The other points I wish to make about the committee’s report go to a couple of things which I think are of some importance. One of them is the necessity for us to have adequate technical information in deciding the way in which the digital signals are going to operate through the spectrum. I will not confuse members present or Hansard by going into the technical aspects of how the broadcast of digital works, but it is clear when talking about selling digital that recommendation 9—‘that the Australian government ensure that the One Watt initiative and the MEPS standard are fully operational by analogue switch-off at 1 January 2010’—and recommendation 10—‘that the government work with industry stakeholders to establish a testing and conformance centre for digital television equipment; and provide $A1 million as seed funding in the first year for the establishment of a testing and conformance centre’—make a great deal of sense.

It was clear from the evidence that came to the committee that there are a number of possible technical standards that can apply to the broadcast of digital.

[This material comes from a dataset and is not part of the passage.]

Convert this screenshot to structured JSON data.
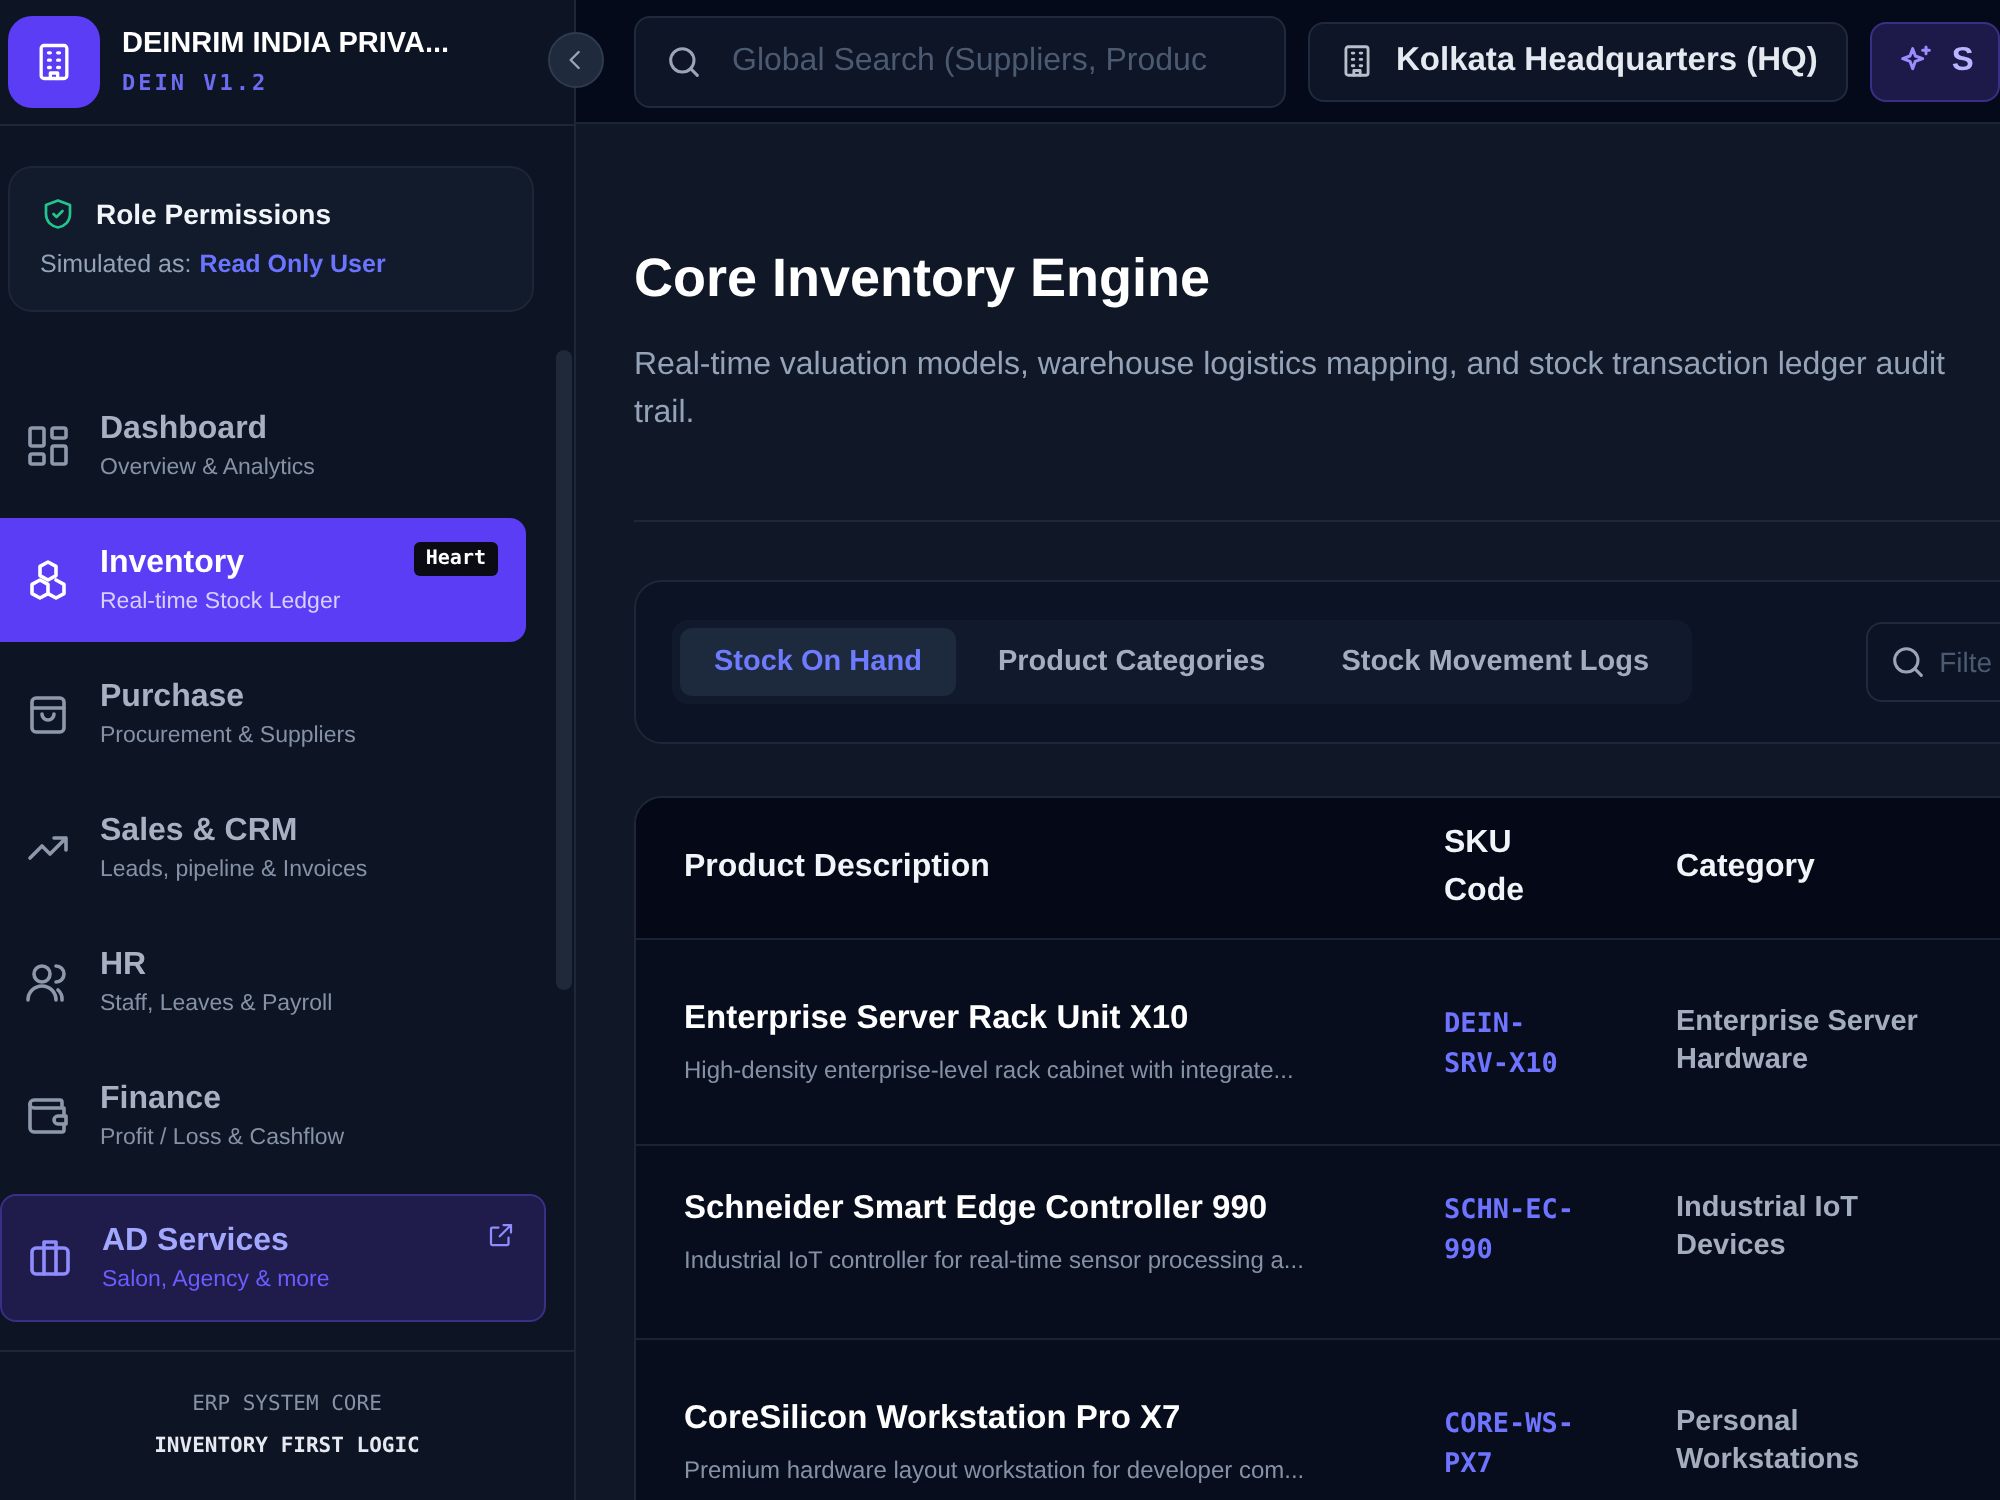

Just as we have had numerous Australian examples—and I am sure it would have been said many times both in this forum and in the House about rail gauges that meet and different widths at different state borders—very much the same kind of debate, I have to advise members present, is now under way in the digital domain. It refers to slightly more technical matters, but the genesis of the debate is somewhat similar. We need to have uniform application of a standard that can run across the networks and across the country, and we need to have a testing and conformance centre for the television equipment to enable that to happen.

We additionally recommended in recommendation 11 that the government ‘coordinate the establishment of a mandatory labelling scheme that will accurately identify television and digital reception products’. There was some argument and evidence to the committee that you did not need a scheme of this sort. Some argued that the market itself would sort it out; it was in the interests of retailers to make sure that people were adequately informed of the technical nature or otherwise of the difference, say, between standard definition and high definition and even the difference between digital and analog, which for some people is still somewhat of a mystery. But I do not think we can leave it to the market in this sense and the idea that there should be mandatory labelling makes particularly good sense.

Of the other recommendations that I have time to refer to, the recommendation that the government remove all restrictions on multichannelling for commercial free-to-air networks on 1 January 2007 provides it with the necessary impetus to know with certainty what the regulations will be for digital broadcasts. My very strong hope is that the government will look very closely at the recommendations that have been made by this committee, on which it has been a pleasure to serve, and that we will have additional Australian content on both the free-to-air and national broadcasters.